Gambaran Umur
Wasabi adalah bumbu pedas yang terbuat dari parutan rimpang tanaman wasabi (Eutrema japonicum), anggota keluarga mustard. Biasanya disajikan dengan sushi dan sashimi, serta dijual dalam bentuk pasta segar, bubuk kering, atau pasta dalam tabung; aroma tajamnya terlepas saat rimpang diparut.
Sumber
Wasabi berasal dari tumbuhan. Bagian yang dapat dimakan adalah rimpang Eutrema japonicum, yang merupakan spesies botani yang digunakan sebagai rempah dan bumbu. Dalam bentuk murninya, ia bukan berasal dari hewan, mineral, atau sintetis.
Hukum Islam
Dalam hukum Islam, makanan dan minuman dianggap halal kecuali jelas dilarang, dan prinsip ini berlaku luas untuk konsumsi. Al-Qur'an menegaskan bahwa apa yang ada di bumi diciptakan untuk manusia, dan zat memabukkan dilarang dalam jumlah berapa pun jika memabukkan dalam jumlah besar. Menerapkan prinsip-prinsip ini, wasabi murni (rimpang tanaman) umumnya dianggap halal, asalkan tidak berbahaya dan bebas dari campuran najis atau memabukkan.
Perspektif Madzhab
Madzhab Hanafi: Tidak ditemukan hukum Hanafi spesifik mengenai wasabi. Berdasarkan kesimpulan dari prinsip umum kehalalan, bumbu nabati non-mabuk seperti wasabi murni adalah halal, sementara aditif berbahaya atau najis akan mengubah hukumnya.
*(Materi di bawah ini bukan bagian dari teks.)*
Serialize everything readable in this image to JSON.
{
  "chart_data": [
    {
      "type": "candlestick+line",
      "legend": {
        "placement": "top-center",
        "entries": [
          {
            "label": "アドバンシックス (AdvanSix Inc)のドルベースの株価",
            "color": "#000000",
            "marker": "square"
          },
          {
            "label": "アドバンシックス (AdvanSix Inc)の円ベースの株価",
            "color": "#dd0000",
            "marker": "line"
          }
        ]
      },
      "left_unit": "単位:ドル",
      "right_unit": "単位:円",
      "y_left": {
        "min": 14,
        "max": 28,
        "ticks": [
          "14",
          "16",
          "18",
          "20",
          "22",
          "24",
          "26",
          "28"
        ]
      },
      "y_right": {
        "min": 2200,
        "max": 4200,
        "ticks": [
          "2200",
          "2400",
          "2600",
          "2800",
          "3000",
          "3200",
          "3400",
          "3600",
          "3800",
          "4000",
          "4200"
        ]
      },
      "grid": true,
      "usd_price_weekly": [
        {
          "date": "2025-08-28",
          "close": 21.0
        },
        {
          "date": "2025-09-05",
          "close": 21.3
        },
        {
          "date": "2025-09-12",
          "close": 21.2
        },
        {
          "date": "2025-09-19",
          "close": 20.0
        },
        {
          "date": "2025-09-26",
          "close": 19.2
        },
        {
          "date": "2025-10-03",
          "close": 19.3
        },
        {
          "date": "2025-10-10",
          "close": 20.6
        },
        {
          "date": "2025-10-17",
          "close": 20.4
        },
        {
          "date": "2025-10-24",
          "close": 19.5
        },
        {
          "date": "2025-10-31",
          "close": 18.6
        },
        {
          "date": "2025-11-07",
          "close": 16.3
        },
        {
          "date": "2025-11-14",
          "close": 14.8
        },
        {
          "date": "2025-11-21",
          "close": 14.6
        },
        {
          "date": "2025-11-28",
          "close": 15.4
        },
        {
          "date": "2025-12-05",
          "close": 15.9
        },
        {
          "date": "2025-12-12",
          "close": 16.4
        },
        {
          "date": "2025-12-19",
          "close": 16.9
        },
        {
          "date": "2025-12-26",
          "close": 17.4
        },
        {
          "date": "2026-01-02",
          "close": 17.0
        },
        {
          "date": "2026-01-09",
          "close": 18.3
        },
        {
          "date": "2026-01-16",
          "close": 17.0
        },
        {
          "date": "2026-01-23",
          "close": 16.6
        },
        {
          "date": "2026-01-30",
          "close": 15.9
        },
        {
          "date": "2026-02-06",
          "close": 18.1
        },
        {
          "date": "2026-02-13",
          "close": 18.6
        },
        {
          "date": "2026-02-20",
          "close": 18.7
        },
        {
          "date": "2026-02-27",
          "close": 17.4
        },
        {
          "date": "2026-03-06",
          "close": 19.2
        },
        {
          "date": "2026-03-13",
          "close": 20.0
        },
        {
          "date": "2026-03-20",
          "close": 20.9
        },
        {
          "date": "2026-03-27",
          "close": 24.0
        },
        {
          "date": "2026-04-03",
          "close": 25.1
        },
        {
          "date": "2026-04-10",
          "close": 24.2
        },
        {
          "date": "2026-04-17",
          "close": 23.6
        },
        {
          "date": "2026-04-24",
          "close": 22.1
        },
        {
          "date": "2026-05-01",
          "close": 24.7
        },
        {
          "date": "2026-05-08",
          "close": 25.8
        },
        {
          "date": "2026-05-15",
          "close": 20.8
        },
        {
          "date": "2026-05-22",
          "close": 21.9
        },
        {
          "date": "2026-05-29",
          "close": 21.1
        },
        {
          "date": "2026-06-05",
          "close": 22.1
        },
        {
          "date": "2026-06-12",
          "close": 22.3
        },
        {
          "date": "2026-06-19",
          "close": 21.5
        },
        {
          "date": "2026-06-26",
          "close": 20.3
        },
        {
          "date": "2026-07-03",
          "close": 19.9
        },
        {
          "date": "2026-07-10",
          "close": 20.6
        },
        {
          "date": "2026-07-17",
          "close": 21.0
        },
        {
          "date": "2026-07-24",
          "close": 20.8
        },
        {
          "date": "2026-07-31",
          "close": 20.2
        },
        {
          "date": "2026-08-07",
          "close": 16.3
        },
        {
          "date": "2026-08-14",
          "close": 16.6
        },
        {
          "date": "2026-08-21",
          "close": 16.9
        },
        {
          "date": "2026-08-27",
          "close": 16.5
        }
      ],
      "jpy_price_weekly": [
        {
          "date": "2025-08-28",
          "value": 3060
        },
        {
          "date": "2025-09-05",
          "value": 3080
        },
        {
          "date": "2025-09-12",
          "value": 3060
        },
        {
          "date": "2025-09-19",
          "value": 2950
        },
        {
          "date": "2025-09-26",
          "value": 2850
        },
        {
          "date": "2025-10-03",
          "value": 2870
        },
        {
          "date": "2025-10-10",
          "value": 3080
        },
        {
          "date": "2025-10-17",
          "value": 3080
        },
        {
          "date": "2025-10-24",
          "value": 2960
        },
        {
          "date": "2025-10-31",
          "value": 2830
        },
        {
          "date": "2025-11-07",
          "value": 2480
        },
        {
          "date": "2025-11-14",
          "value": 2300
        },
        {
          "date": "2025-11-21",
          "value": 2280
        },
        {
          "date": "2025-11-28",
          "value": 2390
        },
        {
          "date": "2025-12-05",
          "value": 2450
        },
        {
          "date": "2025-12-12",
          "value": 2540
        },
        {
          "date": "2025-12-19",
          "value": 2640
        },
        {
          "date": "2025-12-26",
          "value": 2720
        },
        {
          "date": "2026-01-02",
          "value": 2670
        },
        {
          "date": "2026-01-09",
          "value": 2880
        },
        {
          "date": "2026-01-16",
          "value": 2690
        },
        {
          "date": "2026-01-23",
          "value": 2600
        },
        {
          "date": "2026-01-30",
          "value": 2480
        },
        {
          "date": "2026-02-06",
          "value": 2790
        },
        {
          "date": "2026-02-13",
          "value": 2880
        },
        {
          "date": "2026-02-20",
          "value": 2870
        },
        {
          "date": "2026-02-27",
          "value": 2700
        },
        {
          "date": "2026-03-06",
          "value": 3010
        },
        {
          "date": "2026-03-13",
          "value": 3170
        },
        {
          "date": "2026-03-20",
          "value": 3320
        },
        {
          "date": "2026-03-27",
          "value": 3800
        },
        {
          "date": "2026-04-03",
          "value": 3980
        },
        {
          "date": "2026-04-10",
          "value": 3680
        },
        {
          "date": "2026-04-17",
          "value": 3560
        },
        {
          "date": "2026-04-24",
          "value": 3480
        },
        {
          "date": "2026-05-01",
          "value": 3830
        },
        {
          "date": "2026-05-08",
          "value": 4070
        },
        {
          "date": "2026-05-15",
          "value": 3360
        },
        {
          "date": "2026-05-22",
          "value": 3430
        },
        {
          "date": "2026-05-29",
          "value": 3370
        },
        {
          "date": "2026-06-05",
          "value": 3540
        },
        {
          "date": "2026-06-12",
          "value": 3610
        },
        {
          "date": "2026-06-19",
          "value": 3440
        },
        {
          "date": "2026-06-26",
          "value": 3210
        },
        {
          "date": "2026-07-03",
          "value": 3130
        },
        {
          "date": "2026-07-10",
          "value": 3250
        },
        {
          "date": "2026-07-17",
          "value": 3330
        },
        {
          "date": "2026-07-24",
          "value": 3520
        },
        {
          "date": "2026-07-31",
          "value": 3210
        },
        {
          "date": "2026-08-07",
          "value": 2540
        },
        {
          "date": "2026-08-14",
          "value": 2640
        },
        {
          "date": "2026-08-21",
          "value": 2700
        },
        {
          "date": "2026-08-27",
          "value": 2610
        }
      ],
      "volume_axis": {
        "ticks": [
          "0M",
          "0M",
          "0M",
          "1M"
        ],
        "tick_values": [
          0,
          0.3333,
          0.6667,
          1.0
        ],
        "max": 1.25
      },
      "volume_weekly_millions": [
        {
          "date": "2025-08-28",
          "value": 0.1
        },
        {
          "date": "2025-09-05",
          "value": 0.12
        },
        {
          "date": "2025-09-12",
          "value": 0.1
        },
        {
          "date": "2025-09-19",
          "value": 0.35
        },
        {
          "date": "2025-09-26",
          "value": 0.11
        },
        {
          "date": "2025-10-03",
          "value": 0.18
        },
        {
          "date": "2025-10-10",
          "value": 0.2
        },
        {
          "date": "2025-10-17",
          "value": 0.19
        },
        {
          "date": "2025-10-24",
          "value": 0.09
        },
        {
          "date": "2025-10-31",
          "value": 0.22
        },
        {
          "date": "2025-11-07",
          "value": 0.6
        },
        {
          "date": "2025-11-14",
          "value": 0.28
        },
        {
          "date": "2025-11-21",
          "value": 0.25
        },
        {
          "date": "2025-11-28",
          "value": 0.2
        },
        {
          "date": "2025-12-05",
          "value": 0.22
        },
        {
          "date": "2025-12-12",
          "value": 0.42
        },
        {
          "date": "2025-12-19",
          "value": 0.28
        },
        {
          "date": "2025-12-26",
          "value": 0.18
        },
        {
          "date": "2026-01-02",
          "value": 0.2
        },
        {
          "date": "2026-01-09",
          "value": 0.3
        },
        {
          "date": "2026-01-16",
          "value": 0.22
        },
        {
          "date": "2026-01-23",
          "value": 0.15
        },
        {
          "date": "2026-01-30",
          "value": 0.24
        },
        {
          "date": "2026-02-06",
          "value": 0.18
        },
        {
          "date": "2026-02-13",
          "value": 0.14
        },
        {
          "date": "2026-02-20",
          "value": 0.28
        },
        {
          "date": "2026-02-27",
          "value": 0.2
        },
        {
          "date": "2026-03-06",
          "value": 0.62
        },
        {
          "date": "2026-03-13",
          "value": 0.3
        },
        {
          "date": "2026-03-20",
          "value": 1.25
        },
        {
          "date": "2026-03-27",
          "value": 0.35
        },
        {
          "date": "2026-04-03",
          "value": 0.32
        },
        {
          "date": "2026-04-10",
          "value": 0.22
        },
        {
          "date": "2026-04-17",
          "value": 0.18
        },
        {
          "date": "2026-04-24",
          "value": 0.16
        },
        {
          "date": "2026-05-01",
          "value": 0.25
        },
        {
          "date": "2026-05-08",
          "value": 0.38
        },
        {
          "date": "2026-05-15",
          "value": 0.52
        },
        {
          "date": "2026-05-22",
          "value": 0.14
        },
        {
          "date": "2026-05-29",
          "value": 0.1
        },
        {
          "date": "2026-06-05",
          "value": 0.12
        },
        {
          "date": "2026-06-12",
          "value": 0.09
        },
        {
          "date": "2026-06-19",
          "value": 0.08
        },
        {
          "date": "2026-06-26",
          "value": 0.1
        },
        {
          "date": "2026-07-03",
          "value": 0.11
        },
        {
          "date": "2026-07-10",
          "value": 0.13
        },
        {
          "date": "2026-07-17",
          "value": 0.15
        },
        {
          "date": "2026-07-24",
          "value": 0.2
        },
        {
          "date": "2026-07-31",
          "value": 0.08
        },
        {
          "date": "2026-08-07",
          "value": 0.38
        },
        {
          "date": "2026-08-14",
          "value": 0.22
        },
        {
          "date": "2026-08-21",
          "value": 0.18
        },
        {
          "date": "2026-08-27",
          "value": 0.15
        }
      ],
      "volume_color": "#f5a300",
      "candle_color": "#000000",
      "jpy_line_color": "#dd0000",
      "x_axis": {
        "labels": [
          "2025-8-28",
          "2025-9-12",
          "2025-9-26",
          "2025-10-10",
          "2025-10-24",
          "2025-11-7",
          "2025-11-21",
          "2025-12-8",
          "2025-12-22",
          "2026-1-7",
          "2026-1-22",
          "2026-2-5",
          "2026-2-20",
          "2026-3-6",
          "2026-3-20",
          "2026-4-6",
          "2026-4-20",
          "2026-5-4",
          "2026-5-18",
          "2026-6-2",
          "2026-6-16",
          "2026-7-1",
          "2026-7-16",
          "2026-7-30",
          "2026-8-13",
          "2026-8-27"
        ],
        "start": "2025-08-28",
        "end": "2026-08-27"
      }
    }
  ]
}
Madzhab Maliki: Tidak ditemukan hukum Maliki spesifik mengenai wasabi. Menerapkan asumsi kehalalan yang sama pada makanan nabati, wasabi murni adalah halal kecuali dicampur dengan zat terlarang atau berbahaya.
Madzhab Syafi'i: Tidak ditemukan hukum Syafi'i spesifik mengenai wasabi. Di bawah aturan umum bahwa makanan diizinkan kecuali dilarang, wasabi murni adalah halal, dengan kehati-hatian terhadap bahan najis atau memabukkan.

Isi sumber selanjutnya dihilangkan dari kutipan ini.